The deeper ancestor is Hammett himself, and behind him the whole 1930s Warner Bros. gangster cycle the Coens are lovingly ransacking. But the truer cousin is the strain of gangster film that treats loyalty as the real subject and crime as the backdrop — the doomed-friendship tradition that runs from The Glass Key down through decades of screen thrillers about men who cannot say what they feel and die of the silence. If you want the European cousin of Tom Reagan, the professional whose code has eaten his heart, look to Le Samouraï, Melville’s hit man in his own precisely worn hat.
Here is my verdict, and I will keep the mechanism of it below the line: Miller’s Crossing is the Coens’ most misunderstood film precisely because it rewards the second viewing so lavishly. On a first pass it can feel airless, a puzzle box admiring its own cleverness. Come back knowing the shape of Tom’s design and it turns into something close to heartbreaking — a film about a man who protects his only friend by pretending to betray him, and who ends the story having won every angle and lost the only thing that mattered. Watch it twice. The second time, watch the hat.
Spoilers below
The engine of Tom’s whole scheme is his decision, early on, to fake Bernie’s murder.
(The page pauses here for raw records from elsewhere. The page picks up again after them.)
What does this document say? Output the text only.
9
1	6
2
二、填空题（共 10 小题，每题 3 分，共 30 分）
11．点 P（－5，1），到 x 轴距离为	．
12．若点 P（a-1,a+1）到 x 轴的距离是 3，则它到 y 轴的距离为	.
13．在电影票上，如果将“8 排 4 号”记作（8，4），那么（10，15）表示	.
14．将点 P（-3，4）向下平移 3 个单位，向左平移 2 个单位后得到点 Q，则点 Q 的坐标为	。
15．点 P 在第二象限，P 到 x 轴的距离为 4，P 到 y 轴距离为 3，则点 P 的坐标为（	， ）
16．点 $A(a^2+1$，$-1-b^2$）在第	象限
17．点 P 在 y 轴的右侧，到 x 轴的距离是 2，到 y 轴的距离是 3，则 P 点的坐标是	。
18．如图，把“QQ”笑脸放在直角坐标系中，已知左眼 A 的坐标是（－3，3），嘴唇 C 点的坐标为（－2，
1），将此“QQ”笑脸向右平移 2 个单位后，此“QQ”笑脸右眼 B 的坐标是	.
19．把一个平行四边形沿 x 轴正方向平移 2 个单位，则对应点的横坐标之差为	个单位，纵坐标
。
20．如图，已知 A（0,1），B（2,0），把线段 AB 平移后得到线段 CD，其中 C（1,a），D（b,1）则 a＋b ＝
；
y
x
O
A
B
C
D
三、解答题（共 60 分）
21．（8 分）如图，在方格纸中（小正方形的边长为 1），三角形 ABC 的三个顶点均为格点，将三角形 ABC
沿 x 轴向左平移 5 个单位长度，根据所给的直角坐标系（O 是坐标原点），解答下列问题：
When Caspar’s people hand him a gun and march Bernie out to the woods at Miller’s Crossing to be executed, Bernie breaks down and delivers the film’s rawest moment — the whimpering “Look into your heart!” as he begs on his knees. Tom fires into the ground and lets him run. That mercy is the mistake that drives the rest of the plot, because Bernie is a genuine rat, and a live Bernie promptly blackmails Tom, threatening to expose the faked killing.
The elegance of the ending is that Tom engineers a situation in which someone else has to do what he could not. He manoeuvres Caspar and his enforcer Eddie Dane (J.E. Freeman) into destroying each other, then arranges for Bernie to be at Caspar’s when Caspar arrives, so that the two men effectively cancel out. When Bernie turns up at Tom’s flat one last time to twist the knife, Tom shoots him — and this time there is no ground to fire into. Bernie’s final plea, “Look into your heart,” gets the film’s coldest reply: “What heart?” Tom has spent the story pretending to have no heart in order to save Leo, and by the end the pretence and the man have become the same thing.
The last scene is the quiet devastation. At Bernie’s funeral, Leo — reconciled with Tom, grateful, never knowing the full extent of what Tom did — offers him his old job back and Verna’s hand, and Tom refuses both. Leo walks off down the wooded path, and Tom stands alone under the trees, tilting his hat down over his eyes, watching his friend go. He has won. He has restored Leo to power, cleared the board, kept everyone he cares about alive. And he is going to be alone with it forever, because the price of being the smartest man in the room was never being able to tell anyone what he was doing or why. The hat comes down. That is the whole film in a single gesture — a man hiding a face that has finally stopped being able to lie to itself.